Driftmaster has several different design options. The Crow’s Foot is an easy in-and-out rack system that uses a seat base for attachment so no holes have to be drilled. Photo provided.A close look at the boats of the crappie pros reveals that their spider rigs are intricate systems based on exact rod positioning and stable, specialized rod holder designs. The pros set up their spider rigs differently depending on the situation whether it’s fishing deep brush piles, open-water structure or shallow vegetation, or for pushing crankbaits.
“The basic concept of rigging your boat for spider rigging is simply to be able to bring your rods closer to you and make your fishing area real efficient to where you don’t have to move a long ways to get a rod,” Baynard says. He emphasizes the efficiency of a pole holder system to prevent the eight rods spread out on the front deck from turning into a tangled mess.
Baynard suggests most anglers want their poles about 22 to 24 inches off the floor when mounting their racks to the front deck. He believes 16 or 18 inches is an ideal pole height to mount racks on the gunnels or to the back deck specifically for long lining or pulling crankbaits.
The key to spider rigging is trying to cover as wide of a swath of water as possible, so when positioning rod holders Alpers suggests setting up the holders so the poles will be spread 2 to 3 feet apart. He also advises placing the holders far enough away to prevent anglers from banging into the rods with their knees.
Installing pole holder systems is pretty simple. Baynard recommends using the base of the rack as a drill plate for drilling the pilot hole in the deck. Once the hole is drilled it’s just a matter of screwing in the base. “The hardest part is placement,” Baynard says. “We tell people to get in their boat with a fishing rod and put the thing together and make sure the position of it is right where they want it.”
The height of the poles has already been determined by the racks you have chosen so now you want to make sure the holders and poles are clear of the path of the trolling motor and don’t obstruct your view of the electronics. Baynard also suggests positioning the holders a safe distance from your chairs for knee clearance but close enough to reach the poles in a hurry.

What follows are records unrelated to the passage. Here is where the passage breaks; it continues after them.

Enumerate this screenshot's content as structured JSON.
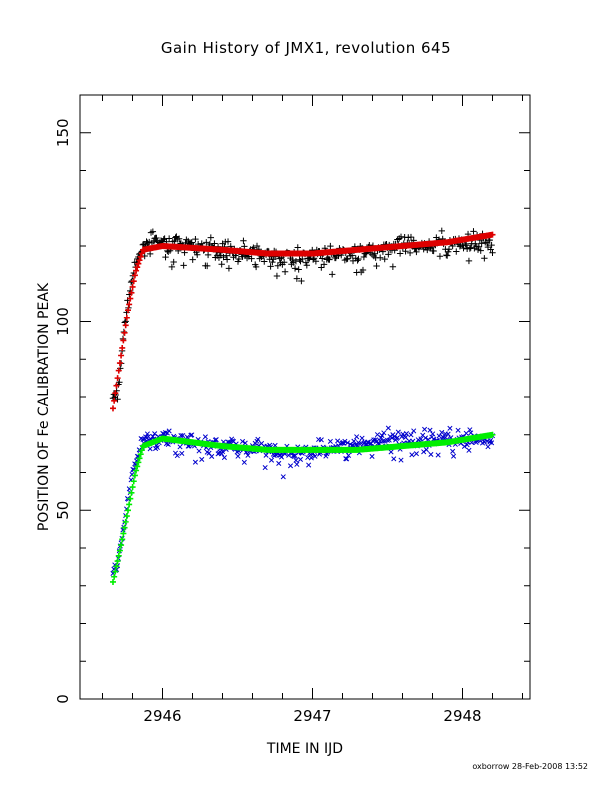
{
  "chart_data": {
    "type": "scatter",
    "title": "Gain History of JMX1, revolution 645",
    "xlabel": "TIME IN IJD",
    "ylabel": "POSITION OF Fe CALIBRATION PEAK",
    "xlim": [
      2945.45,
      2948.45
    ],
    "ylim": [
      0,
      160
    ],
    "x_ticks": [
      2946,
      2947,
      2948
    ],
    "x_tick_labels": [
      "2946",
      "2947",
      "2948"
    ],
    "y_ticks": [
      0,
      50,
      100,
      150
    ],
    "y_tick_labels": [
      "0",
      "50",
      "100",
      "150"
    ],
    "grid": false,
    "legend": "none",
    "footer": "oxborrow 28-Feb-2008 13:52",
    "series": [
      {
        "marker": "plus",
        "color": "#000000",
        "x_range": [
          2945.67,
          2948.2
        ],
        "count": 420,
        "typical_range": [
          113,
          127
        ],
        "values": [
          [
            2945.7,
            80
          ],
          [
            2945.75,
            100
          ],
          [
            2945.8,
            112
          ],
          [
            2945.85,
            118
          ],
          [
            2945.9,
            121
          ],
          [
            2946.0,
            121
          ],
          [
            2946.2,
            120
          ],
          [
            2946.4,
            119
          ],
          [
            2946.6,
            118
          ],
          [
            2946.8,
            117
          ],
          [
            2947.0,
            117
          ],
          [
            2947.2,
            118
          ],
          [
            2947.4,
            119
          ],
          [
            2947.6,
            120
          ],
          [
            2947.8,
            121
          ],
          [
            2948.0,
            121
          ],
          [
            2948.2,
            121
          ]
        ]
      },
      {
        "marker": "plus",
        "color": "#dd0000",
        "role": "fit",
        "values": [
          [
            2945.67,
            77
          ],
          [
            2945.72,
            90
          ],
          [
            2945.77,
            103
          ],
          [
            2945.82,
            113
          ],
          [
            2945.87,
            119
          ],
          [
            2946.0,
            120
          ],
          [
            2946.4,
            119
          ],
          [
            2946.7,
            118
          ],
          [
            2947.0,
            118
          ],
          [
            2947.3,
            119
          ],
          [
            2947.6,
            120
          ],
          [
            2947.9,
            121
          ],
          [
            2948.2,
            123
          ]
        ]
      },
      {
        "marker": "cross",
        "color": "#0000cc",
        "x_range": [
          2945.67,
          2948.2
        ],
        "count": 420,
        "typical_range": [
          62,
          73
        ],
        "values": [
          [
            2945.7,
            35
          ],
          [
            2945.75,
            48
          ],
          [
            2945.8,
            60
          ],
          [
            2945.85,
            67
          ],
          [
            2945.9,
            69
          ],
          [
            2946.0,
            69
          ],
          [
            2946.2,
            68
          ],
          [
            2946.4,
            67
          ],
          [
            2946.6,
            67
          ],
          [
            2946.8,
            65
          ],
          [
            2947.0,
            66
          ],
          [
            2947.2,
            67
          ],
          [
            2947.4,
            68
          ],
          [
            2947.6,
            69
          ],
          [
            2947.8,
            69
          ],
          [
            2948.0,
            69
          ],
          [
            2948.2,
            69
          ]
        ]
      },
      {
        "marker": "plus",
        "color": "#00ee00",
        "role": "fit",
        "values": [
          [
            2945.67,
            31
          ],
          [
            2945.72,
            40
          ],
          [
            2945.77,
            50
          ],
          [
            2945.82,
            60
          ],
          [
            2945.87,
            67
          ],
          [
            2946.0,
            69
          ],
          [
            2946.4,
            67
          ],
          [
            2946.7,
            66
          ],
          [
            2947.0,
            66
          ],
          [
            2947.3,
            66
          ],
          [
            2947.6,
            67
          ],
          [
            2947.9,
            68
          ],
          [
            2948.2,
            70
          ]
        ]
      }
    ]
  }
}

The crappie pros want a fast hook set which they can achieve by positioning the poles closer to them. Baynard notes the Crappie Stalker system with a 6-inch offset brings the rods closer without sacrificing knee clearance. With the offset adjusting to a 45-degree angle, the poles lie in a position that allows the anglers to sit more upright in their chairs to prevent backaches and they can achieve faster hook sets since the pole is 6 inches closer to them.
Spider-rigged boats are common sights in the South, but the technique has spread to other parts of the country in recent years. “Some of the Northern states are increasing their rod limits from two to three so that is going to open the doors to this type of fishing,” says Baynard.
This expansion into new territories will probably also open the door to more pole holder and rack innovations.